What’s on the wish list for UK’s new travel system?

Flying over the River Thames in London.
Flying over the River Thames in London. Photo Credit: Getty Images/NORRIE3699

UK is looking at overhauling the traffic light system for entry requirements. It’s a move that will be widely welcomed internationally. Since its implementation, the system has been widely criticised for its complicated approach and uncertainty posed to travellers.

In the recent announcement, the UK government shared that the current green and amber categories will be removed. The new system will allow vaccinated travellers to visit countries with similar levels of vaccination protection as the UK. However, arrivals from the red list must still go to a government-approved quarantine facility, and is still restricted for outbound travellers.

Ease of travel

To simplify the travel planning process, countries will be labelled either red or green but with fewer reds. This will take away much of the distress faced by travellers over last-minute changes.

Increase international arrivals

Heathrow Airport’s CEO John Holland-Kaye has been reported to have raised concerns over economic recovery with the current system. According to Holland-Kaye, August traffic was 71% down on pre-pandemic levels and Heathrow has now fallen behind Amsterdam Schiphol, Paris and Frankfurt airports.

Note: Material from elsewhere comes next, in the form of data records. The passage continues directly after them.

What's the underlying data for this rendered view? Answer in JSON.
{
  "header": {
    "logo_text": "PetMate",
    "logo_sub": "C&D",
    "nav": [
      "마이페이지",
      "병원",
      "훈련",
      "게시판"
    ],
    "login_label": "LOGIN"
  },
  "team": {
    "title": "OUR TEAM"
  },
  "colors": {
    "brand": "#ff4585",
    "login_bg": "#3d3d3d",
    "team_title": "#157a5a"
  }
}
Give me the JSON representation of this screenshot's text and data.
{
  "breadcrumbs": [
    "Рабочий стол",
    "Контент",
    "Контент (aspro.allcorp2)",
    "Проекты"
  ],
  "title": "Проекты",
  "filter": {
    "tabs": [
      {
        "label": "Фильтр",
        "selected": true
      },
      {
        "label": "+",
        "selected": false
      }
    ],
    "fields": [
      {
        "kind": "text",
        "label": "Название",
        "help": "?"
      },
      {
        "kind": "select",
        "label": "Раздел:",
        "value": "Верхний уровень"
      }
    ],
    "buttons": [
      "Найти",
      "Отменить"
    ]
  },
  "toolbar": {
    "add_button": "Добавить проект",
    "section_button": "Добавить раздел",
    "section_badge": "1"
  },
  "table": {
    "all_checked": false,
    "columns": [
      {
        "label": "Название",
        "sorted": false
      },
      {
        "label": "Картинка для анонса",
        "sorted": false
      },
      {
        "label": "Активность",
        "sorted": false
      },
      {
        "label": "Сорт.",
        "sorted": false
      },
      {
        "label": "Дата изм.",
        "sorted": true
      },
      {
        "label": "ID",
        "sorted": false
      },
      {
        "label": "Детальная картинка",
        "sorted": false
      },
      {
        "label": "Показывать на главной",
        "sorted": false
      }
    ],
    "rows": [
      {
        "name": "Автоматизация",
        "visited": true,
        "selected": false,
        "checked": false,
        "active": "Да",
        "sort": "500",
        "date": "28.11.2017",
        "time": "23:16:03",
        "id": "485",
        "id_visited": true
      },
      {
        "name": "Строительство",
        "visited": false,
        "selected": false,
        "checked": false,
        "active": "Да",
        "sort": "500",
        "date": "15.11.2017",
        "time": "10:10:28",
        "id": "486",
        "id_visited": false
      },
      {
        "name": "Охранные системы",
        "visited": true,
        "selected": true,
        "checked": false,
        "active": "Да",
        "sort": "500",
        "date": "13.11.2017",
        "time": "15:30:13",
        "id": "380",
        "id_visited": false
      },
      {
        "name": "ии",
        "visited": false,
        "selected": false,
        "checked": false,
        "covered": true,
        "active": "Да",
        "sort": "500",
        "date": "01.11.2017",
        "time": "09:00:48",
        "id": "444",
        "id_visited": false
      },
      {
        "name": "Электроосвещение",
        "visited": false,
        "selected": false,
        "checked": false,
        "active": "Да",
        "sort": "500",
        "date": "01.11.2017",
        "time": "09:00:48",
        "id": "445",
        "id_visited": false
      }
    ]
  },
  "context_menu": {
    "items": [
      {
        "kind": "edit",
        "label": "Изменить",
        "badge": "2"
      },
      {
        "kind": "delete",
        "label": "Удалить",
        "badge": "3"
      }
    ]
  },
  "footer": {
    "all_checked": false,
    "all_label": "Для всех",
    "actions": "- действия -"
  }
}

Better service across borders

Holland-Kaye also called upon the UK’s Border Force to adopt a standard procedure and sufficient resources to facilitate arrivals in a timely manner. Recent border situations highlighted the need to drastically address the hours-long waiting time for processing arrivals. With a new system in place, travellers will ideally receive a smooth welcome.

Convenience for vaccinated travellers

Among the feedback brought up to the UK government was the need to address the colour listing of countries and to adopt a risk-focused approach instead. This would mean allowing vaccinated travellers ease of entry and departure. Those who are fully vaccinated should not be required to take a test, while those who are not vaccinated should continue to take a pre-departure and arrival test and follow up with a PCR test if positive.